HBKU Press Publishes Study about Real-Time Air Pollution in Education City by Weill Cornell Medicine-Qatar (WCM-Q)

HBKU Press Publishes Study about Real-Time Air Pollution in Education City by Weill Cornell Medicine-Qatar (WCM-Q)

Hamad Bin Khalifa University Press (HBKU Press) has recently published the findings of an air pollution study conducted by five students at Weill Cornell Medicine-Qatar (WCM-Q), as a part of the Student Research Mentorship Program (SRMP) and in collaboration with Qatar Mobility Improvement Center (QMIC), in its open access journal, QScience Connect, on QScience.com

The study aimed to measure and report on air pollution levels specifically in Education City to assess air pollution’s impact on public health and wellbeing. The study, undertaken from March 2019 to March 2020, assessed air quality samples from two ​locations in Education City during the summer, fall, and winter seasons whereby the researchers developed a method for on-site calibration of air pollution sensors in real time. The study found air pollution levels in Education City to be much lower than those previously reported for other locations in Doha. Based on the results, a widely applicable calibration scheme for two air quality sensors was developed.

“At HBKU Press, we aim to support local researchers that evaluate pertinent issues related to a wide variety of topics, including public health,” explains Dr. Rima Isaifan, Head of Academic and Journals Publishing at HBKU Press. “By publishing articles about topical issues without barriers to subscriptions and in open access journals like QScience Connect, local researchers are provided a global platform on which to reach international audiences and local research is made available on global indexing services. In this way, HBKU Press provides a platform for participating in the wider knowledge economy and global exchange of ideas and information.”

The findings are of interest to policymakers and public health workers in Qatar and the greater Gulf and MENA region as they seek to mitigate pollution in the naturally arid and dusty climate.
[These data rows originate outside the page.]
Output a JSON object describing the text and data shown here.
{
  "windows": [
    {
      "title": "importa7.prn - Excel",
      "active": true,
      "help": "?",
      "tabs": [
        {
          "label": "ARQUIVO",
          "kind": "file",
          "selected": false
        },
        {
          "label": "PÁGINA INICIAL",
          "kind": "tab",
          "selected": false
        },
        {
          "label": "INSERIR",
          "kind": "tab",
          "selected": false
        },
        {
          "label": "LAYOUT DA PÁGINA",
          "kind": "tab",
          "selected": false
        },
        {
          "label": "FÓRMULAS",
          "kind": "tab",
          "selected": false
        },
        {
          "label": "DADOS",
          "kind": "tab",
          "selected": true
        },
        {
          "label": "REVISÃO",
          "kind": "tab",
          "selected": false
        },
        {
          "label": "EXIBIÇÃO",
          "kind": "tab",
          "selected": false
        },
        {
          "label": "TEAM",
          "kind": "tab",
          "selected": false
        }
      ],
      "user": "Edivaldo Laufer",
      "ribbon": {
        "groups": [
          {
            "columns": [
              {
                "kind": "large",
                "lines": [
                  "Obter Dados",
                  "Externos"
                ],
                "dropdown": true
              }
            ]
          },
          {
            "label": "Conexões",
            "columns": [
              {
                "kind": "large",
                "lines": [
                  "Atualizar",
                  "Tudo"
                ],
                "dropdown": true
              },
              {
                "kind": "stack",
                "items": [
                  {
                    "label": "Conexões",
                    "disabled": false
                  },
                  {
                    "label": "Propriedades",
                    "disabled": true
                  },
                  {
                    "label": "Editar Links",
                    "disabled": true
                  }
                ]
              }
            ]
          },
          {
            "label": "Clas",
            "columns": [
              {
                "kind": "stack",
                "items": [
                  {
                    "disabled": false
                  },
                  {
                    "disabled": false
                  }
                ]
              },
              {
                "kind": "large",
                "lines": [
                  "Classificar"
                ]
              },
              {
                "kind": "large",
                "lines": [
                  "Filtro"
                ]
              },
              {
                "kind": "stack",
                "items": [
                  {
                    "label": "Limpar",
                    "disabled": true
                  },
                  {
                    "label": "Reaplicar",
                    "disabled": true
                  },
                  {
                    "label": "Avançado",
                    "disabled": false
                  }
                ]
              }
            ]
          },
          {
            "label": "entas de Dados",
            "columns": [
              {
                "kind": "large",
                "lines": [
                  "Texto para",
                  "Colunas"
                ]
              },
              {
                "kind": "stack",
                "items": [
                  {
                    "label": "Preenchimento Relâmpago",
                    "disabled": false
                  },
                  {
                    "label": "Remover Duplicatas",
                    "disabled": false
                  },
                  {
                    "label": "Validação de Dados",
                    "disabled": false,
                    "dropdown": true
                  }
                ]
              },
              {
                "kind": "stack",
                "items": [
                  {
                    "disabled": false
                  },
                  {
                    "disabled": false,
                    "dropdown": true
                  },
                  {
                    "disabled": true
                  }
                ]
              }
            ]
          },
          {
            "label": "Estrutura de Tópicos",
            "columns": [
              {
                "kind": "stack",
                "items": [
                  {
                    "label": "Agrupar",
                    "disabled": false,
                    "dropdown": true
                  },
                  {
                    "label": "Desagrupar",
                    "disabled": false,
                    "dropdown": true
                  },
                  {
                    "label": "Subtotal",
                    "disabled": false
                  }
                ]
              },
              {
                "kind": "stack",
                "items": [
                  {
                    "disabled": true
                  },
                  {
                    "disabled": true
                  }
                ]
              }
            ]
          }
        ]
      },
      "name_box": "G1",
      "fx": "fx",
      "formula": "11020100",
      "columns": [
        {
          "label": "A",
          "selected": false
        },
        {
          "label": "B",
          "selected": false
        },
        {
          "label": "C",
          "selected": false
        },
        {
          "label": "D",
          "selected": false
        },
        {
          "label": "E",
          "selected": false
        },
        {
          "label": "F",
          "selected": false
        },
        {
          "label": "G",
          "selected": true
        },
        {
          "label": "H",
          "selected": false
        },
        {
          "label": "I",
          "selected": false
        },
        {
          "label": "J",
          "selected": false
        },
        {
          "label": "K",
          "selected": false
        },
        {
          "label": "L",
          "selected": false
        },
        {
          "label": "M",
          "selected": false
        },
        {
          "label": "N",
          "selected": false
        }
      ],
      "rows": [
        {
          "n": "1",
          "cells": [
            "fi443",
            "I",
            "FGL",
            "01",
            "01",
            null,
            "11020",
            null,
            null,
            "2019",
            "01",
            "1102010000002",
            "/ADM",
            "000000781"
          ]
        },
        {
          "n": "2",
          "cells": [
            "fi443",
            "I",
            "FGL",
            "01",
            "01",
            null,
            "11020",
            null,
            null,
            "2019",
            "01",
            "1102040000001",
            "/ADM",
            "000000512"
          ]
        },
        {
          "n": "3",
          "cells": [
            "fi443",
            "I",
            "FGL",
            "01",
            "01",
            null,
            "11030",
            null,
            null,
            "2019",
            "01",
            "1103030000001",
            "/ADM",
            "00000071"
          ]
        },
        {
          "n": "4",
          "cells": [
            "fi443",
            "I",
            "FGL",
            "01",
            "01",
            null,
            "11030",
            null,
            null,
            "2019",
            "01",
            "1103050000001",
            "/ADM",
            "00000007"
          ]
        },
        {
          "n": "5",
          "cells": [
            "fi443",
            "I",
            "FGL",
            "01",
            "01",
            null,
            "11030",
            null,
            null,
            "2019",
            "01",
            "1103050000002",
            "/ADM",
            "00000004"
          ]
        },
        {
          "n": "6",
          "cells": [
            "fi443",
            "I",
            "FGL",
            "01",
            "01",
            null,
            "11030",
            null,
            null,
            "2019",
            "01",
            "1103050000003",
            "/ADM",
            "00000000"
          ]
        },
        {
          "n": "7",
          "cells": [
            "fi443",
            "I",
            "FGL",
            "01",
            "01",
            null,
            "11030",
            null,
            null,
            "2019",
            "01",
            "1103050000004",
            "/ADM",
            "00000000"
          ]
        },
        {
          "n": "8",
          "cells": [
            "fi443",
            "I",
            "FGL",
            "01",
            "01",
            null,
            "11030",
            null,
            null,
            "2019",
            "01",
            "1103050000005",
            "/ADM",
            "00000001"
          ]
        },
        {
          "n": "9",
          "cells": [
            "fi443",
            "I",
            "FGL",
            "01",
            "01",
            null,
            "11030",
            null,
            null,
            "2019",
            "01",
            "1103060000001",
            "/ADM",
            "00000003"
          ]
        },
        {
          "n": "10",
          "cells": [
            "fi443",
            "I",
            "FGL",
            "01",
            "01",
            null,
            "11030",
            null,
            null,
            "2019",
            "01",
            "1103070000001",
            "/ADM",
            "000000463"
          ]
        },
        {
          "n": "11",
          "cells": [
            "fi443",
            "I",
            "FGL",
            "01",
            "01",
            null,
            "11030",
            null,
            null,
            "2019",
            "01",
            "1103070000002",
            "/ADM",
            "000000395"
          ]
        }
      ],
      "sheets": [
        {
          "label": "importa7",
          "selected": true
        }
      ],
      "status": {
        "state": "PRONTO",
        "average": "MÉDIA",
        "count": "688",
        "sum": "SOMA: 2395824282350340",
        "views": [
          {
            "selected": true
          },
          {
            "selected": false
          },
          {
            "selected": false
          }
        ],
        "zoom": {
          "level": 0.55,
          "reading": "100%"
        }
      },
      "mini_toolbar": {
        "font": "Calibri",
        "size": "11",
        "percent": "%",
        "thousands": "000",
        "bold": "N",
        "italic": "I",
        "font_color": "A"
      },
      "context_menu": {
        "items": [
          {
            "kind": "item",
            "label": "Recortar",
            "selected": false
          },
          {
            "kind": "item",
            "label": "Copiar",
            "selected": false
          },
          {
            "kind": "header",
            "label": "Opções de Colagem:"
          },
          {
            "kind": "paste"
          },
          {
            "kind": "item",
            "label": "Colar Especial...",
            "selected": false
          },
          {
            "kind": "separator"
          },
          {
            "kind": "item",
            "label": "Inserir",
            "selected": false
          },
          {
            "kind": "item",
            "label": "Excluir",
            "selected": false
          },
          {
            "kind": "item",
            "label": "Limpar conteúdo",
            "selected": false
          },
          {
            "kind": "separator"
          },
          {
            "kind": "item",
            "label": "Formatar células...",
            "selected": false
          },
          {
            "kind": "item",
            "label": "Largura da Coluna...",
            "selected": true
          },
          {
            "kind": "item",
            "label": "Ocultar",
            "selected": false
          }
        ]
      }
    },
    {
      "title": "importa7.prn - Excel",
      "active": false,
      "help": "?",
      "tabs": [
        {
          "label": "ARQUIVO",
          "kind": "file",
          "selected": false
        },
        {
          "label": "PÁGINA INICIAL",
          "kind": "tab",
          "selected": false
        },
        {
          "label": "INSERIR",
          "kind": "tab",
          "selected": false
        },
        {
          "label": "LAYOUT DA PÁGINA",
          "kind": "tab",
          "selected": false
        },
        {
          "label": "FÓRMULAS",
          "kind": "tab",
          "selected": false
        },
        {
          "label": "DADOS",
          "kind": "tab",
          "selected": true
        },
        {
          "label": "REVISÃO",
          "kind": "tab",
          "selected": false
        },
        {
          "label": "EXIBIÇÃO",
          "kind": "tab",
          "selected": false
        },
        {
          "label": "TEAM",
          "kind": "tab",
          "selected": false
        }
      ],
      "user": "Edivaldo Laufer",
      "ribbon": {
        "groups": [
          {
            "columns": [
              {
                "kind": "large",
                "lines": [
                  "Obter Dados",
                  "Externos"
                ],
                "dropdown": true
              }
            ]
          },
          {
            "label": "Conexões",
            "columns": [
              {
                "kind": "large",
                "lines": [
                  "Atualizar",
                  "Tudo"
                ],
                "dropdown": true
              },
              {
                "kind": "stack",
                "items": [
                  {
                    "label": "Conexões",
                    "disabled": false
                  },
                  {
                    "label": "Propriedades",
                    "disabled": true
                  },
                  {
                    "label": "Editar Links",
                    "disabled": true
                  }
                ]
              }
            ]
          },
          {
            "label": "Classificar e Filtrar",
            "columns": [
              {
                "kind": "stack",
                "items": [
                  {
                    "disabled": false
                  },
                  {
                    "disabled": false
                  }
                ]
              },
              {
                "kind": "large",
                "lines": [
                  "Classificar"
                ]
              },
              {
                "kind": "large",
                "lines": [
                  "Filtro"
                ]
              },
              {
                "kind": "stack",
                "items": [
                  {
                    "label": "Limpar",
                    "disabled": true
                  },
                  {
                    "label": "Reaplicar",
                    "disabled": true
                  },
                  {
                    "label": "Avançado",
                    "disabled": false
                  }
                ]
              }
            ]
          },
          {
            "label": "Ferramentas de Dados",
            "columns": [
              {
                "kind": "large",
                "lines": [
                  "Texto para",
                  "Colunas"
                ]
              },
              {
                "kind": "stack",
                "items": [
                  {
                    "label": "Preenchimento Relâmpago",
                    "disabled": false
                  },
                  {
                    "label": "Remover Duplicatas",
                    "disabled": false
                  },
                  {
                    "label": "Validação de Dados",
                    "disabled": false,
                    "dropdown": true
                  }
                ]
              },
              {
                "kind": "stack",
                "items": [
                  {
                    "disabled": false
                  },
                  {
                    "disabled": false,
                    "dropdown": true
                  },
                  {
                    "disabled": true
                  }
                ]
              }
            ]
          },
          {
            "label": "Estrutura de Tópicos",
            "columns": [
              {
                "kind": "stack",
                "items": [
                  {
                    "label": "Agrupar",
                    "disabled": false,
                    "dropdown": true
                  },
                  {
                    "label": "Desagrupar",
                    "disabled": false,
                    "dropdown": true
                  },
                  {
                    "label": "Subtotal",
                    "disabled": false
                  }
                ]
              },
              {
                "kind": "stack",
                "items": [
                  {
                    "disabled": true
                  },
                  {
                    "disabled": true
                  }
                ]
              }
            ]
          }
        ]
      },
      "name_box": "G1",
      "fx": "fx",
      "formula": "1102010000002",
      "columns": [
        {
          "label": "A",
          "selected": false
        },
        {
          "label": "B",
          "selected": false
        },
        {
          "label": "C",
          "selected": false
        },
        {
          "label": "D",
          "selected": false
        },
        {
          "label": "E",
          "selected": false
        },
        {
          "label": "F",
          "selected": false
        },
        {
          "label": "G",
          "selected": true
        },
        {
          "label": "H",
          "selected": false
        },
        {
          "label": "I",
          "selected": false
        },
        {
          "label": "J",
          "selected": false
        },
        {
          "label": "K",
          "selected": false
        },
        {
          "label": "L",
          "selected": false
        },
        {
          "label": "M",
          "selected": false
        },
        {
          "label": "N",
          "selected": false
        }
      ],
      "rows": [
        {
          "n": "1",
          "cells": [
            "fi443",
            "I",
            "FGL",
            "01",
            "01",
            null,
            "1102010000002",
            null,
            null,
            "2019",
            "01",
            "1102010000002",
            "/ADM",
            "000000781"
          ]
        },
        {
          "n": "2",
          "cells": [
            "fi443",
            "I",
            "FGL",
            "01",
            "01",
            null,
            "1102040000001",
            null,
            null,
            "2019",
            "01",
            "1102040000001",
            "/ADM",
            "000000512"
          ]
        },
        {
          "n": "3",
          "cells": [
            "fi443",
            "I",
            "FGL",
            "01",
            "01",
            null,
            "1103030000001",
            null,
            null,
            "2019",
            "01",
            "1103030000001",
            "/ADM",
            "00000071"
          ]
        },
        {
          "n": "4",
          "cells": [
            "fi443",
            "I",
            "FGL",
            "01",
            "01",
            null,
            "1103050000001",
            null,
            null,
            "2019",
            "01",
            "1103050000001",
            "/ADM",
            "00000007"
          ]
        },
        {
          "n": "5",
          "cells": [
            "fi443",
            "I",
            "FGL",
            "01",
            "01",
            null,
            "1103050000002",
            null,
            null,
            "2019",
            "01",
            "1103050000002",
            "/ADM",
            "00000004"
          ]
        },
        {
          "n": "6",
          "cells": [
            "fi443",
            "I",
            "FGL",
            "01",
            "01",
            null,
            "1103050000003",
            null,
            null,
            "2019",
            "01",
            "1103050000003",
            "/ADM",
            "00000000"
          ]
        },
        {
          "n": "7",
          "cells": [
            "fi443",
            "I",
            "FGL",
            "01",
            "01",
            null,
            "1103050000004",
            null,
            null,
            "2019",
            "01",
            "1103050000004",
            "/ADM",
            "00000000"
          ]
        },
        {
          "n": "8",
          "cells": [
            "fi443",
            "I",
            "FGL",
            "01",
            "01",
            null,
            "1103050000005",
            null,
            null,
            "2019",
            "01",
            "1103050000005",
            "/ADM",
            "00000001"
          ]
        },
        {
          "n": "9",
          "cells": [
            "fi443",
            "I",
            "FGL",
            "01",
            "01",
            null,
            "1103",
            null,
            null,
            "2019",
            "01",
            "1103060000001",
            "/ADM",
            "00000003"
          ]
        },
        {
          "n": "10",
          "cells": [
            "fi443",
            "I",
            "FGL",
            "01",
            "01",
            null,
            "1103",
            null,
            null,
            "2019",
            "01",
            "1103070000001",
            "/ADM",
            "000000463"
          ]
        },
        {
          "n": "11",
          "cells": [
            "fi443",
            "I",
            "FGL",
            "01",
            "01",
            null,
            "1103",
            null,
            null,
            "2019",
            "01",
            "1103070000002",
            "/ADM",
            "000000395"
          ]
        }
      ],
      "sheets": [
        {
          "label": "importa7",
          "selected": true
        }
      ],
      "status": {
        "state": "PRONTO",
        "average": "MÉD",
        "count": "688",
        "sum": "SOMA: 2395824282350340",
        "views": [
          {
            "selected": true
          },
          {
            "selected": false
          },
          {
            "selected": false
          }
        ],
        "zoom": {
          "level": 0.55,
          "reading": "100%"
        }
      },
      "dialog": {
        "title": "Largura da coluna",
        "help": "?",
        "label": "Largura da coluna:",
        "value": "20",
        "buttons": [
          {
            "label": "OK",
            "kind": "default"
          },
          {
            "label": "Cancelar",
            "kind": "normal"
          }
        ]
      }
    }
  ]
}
“Air pollution is a universal threat to human health and wellbeing which makes real-time air quality monitoring of paramount importance,” explains Dr. Mohammad Yousef, an Associate Professor of Physics at WCM-Q and the mentor overseeing the research. “For maximum public health benefits, air pollution monitoring systems should be accurate, robust, and real-time. The findings of this study can support the development of data-driven pollution management policies in the future.” 

The research was funded by the Student Research Mentorship Program (SRMP), which is a unique opportunity for WCM-Q students that generously funds student research initiatives that expose future physicians to research early on in their training.  With the help of accomplished and experienced mentors at WCM-Q, students formulate their research question(s), carry out the research, and submit a written report.

The  authors of the study, Kevin Zhai, Mohammad Bhatti, Omar Khalil, Laila Khalil, and Moza Al-Hail, are students in the six-year medical program at WCM-Q. Together with Dr. Yousef and QMIC, who provided data sharing, technical support, and institutional expertise to the team of researchers, the full details of the study and results were published in an      article titled, Real-time air pollution (PM2.5) measurements in Education City, Doha, Qatar: Evaluating data from two different photometric monitors.

“The SRMP program, run by our research department, is a testament to the commitment of WCM-Q to learning through experience as such meaningful research is pivotal to our training as future physicians,” said the authors in a joint statement. “We also had a remarkable experience during the publishing process with HBKU Press. The peer review process was thorough, timely and very constructive. The staff were very professional and efficient throughout the publication process. It is really great that we have such an outstanding outlet for research of impact here in Qatar.”